1. A selective scalable video decoding method, the method comprising:

receiving at least one video bit stream composed of at least one layer;

determining a decoding level based on a preset screen configuration;

extracting the video bit stream layer of the video bit stream according to the decoding level; and

decoding the extracted layer.

2. The method of claim 1, further comprising displaying, after decoding the extracted layer, the decoded video bit streams on a screen according to the preset screen configuration.

3. The method of claim 2, wherein determining the decoding level comprises determining, when a section for the video bit stream has been assigned in the screen configuration, the decoding level of the video bit stream according to a size of the assigned section.

4. The method of claim 3, wherein determining the decoding level comprises extracting, when a section for the video bit stream has not been assigned in the screen configuration, a voice signal from an audio bit stream associated with the video bit stream and determining the decoding level of the video bit stream according to a voice signal appearance frequency.

5. The method of claim 4, wherein displaying the decoded video bit streams comprises:

assigning a section to the video bit stream in the screen configuration according to the decoding level; and

displaying the decoded video bit stream in the section of the screen according to the size of the section.

6. The method of claim 1, wherein determining the decoding level comprises:

resetting the screen configuration in response to a user input; and

changing the decoding level according to the reset screen configuration.

7. The method of claim 6, wherein resetting the screen configuration comprises reconfiguring at least one of a number of screen sections, sizes of section, and presentation order.

8. The method of claim 1, wherein determining the decoding level comprises:

receiving a user input for configuring a power-saving mode of an apparatus for decoding the video bit stream; and

changing the decoding level according to the power saving mode.

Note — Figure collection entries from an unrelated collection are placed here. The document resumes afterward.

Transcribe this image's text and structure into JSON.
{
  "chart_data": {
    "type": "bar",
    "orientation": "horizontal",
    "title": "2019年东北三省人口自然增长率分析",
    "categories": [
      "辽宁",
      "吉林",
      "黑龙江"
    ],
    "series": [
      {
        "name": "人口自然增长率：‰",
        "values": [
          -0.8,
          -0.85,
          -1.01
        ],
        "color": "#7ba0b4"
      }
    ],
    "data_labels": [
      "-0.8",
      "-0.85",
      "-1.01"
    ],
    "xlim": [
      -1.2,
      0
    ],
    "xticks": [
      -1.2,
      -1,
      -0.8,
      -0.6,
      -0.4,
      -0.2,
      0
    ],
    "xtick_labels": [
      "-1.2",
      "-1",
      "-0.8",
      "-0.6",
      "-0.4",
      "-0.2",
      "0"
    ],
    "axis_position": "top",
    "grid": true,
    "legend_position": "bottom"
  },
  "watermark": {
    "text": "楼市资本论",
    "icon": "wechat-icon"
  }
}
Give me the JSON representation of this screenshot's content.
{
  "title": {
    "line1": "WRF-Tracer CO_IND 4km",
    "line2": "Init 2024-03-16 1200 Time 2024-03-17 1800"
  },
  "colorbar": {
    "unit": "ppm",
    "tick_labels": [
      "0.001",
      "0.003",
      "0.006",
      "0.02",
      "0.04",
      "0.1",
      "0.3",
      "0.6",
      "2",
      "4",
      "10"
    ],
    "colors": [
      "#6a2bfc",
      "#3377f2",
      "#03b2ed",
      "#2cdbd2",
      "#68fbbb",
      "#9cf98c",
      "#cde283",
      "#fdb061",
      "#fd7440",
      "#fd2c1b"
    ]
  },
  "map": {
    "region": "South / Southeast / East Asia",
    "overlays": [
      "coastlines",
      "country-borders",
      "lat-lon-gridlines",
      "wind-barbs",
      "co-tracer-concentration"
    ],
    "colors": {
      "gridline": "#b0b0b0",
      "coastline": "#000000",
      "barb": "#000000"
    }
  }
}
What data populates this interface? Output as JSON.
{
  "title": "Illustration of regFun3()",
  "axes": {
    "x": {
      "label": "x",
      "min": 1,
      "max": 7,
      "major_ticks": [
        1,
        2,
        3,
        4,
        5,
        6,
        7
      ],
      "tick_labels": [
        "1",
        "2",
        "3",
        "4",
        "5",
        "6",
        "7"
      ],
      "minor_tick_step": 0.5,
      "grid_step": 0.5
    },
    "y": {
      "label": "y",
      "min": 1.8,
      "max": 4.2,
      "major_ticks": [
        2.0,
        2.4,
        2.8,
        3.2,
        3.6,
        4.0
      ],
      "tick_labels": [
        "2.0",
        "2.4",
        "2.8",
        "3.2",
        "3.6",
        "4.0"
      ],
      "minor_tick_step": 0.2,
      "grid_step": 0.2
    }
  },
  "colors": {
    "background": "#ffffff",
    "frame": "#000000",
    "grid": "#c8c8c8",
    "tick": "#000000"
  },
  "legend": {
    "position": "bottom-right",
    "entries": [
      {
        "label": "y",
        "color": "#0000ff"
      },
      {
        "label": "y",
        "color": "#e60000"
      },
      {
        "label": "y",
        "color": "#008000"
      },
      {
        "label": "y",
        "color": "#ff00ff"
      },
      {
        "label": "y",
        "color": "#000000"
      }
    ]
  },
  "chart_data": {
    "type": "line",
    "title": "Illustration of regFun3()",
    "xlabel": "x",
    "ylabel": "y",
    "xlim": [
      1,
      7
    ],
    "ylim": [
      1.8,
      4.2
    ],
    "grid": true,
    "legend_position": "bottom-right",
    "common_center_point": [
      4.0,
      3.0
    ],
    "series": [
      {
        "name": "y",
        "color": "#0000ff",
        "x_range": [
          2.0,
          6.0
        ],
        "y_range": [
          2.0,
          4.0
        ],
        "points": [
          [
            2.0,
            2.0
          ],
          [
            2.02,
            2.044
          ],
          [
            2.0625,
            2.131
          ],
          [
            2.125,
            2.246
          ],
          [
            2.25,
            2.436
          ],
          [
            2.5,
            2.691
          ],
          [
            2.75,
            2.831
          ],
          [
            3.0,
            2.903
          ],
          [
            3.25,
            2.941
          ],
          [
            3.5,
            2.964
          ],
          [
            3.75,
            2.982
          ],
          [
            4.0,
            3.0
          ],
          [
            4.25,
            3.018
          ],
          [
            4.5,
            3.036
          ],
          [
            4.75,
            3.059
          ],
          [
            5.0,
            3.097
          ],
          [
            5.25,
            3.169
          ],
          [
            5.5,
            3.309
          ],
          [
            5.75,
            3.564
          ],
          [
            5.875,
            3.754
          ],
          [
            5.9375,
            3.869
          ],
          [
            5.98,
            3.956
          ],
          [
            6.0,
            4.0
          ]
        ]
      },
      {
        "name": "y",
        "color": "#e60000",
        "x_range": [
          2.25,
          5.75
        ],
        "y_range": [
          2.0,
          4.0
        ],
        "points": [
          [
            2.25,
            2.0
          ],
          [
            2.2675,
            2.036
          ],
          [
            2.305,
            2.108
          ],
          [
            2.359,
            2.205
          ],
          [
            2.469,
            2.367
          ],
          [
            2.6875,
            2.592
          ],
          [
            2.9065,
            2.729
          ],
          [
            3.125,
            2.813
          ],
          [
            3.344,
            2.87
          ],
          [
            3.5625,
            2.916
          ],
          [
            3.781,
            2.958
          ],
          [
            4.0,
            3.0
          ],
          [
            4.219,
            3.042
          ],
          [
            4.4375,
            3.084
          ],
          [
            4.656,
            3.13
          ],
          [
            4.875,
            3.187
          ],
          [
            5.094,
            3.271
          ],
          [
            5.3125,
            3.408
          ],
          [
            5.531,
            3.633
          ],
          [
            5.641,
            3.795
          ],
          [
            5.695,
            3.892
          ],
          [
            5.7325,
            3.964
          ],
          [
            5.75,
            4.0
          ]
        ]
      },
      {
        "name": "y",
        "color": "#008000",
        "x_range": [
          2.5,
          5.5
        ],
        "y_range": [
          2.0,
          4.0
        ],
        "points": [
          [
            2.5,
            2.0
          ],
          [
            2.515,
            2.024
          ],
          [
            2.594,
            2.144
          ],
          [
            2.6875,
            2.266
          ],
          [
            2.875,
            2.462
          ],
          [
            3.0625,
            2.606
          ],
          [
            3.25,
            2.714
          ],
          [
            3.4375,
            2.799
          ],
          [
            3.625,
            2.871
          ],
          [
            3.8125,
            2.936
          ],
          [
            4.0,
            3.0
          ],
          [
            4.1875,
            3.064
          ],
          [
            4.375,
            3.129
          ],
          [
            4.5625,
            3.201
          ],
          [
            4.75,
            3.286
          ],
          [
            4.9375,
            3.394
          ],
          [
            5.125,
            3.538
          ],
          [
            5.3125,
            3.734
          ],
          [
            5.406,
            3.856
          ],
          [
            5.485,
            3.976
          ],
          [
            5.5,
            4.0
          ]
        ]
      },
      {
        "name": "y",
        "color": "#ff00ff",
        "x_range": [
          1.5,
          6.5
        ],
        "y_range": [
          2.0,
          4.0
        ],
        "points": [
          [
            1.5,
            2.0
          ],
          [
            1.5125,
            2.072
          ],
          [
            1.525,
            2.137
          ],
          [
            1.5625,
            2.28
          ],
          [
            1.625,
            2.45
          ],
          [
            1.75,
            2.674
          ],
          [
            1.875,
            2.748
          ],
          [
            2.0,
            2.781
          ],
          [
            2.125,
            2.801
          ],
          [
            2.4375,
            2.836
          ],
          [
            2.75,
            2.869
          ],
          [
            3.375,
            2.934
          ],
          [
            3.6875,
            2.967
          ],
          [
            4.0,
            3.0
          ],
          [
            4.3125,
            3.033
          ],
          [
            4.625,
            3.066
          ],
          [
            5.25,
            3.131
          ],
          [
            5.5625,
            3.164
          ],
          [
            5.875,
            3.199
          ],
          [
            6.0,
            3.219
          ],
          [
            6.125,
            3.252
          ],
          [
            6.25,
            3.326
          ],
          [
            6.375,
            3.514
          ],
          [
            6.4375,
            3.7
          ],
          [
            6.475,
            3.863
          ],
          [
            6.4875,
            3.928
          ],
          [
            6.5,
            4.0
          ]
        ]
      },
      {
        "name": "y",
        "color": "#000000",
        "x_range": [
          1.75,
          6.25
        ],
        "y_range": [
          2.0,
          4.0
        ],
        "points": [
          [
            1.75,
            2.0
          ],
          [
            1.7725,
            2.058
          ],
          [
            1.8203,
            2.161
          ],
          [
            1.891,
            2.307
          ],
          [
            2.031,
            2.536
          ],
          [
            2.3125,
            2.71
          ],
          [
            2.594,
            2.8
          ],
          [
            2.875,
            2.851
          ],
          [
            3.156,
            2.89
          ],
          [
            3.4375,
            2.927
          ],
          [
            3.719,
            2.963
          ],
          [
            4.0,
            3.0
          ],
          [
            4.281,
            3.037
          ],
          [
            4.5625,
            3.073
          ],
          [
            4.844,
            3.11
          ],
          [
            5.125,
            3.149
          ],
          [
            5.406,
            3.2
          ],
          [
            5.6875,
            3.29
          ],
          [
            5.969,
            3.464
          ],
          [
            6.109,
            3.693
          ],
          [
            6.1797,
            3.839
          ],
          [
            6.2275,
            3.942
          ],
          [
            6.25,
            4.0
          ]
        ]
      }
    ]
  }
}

9. A selective scalable video decoding apparatus, the apparatus comprising:

a communication unit which receives at least one video bit stream composed of at least one layer;

a display unit which displays the at least one video bit stream according to a preset screen configuration;

an input unit which receives a user input; and

a control unit which determines a decoding level based on a preset screen configuration, extracts the video bit stream layer of the video bit stream according to the decoding level, and decodes the extracted layer.

10. The apparatus of claim 9, wherein the control unit controls the display unit to display the decoded video bit streams on the screen according to the preset screen configuration.

11. The apparatus of claim 10, wherein the control unit determines, when a section for the video bit stream has been assigned in the screen configuration, the decoding level of the video bit stream according to a size of the assigned section.

12. The apparatus of claim 11, wherein the control unit extracts, when a section for the video bit stream has not been assigned in the screen configuration, a voice signal from an audio bit stream associated with the video bit stream and determines the decoding level of the video bit stream according to a voice signal appearance frequency.

13. The apparatus of claim 12, wherein the control unit assigns a section to the video bit stream in the screen configuration according to the decoding level and displays the decoded video bit stream in the section of the screen according to the size of the section.

14. The apparatus of claim 9, wherein the control unit resets the screen configuration in response to a user input and changes the decoding level according to the reset screen configuration.

15. The apparatus of claim 14, wherein the control unit reconfigures at least one of a number of screen sections, sizes of section, and presentation order.

16. The apparatus of claim 9, wherein the control unit determines whether the user input is received through the input unit is for configuring a power-saving mode of an apparatus and changes the decoding level according to the power saving mode.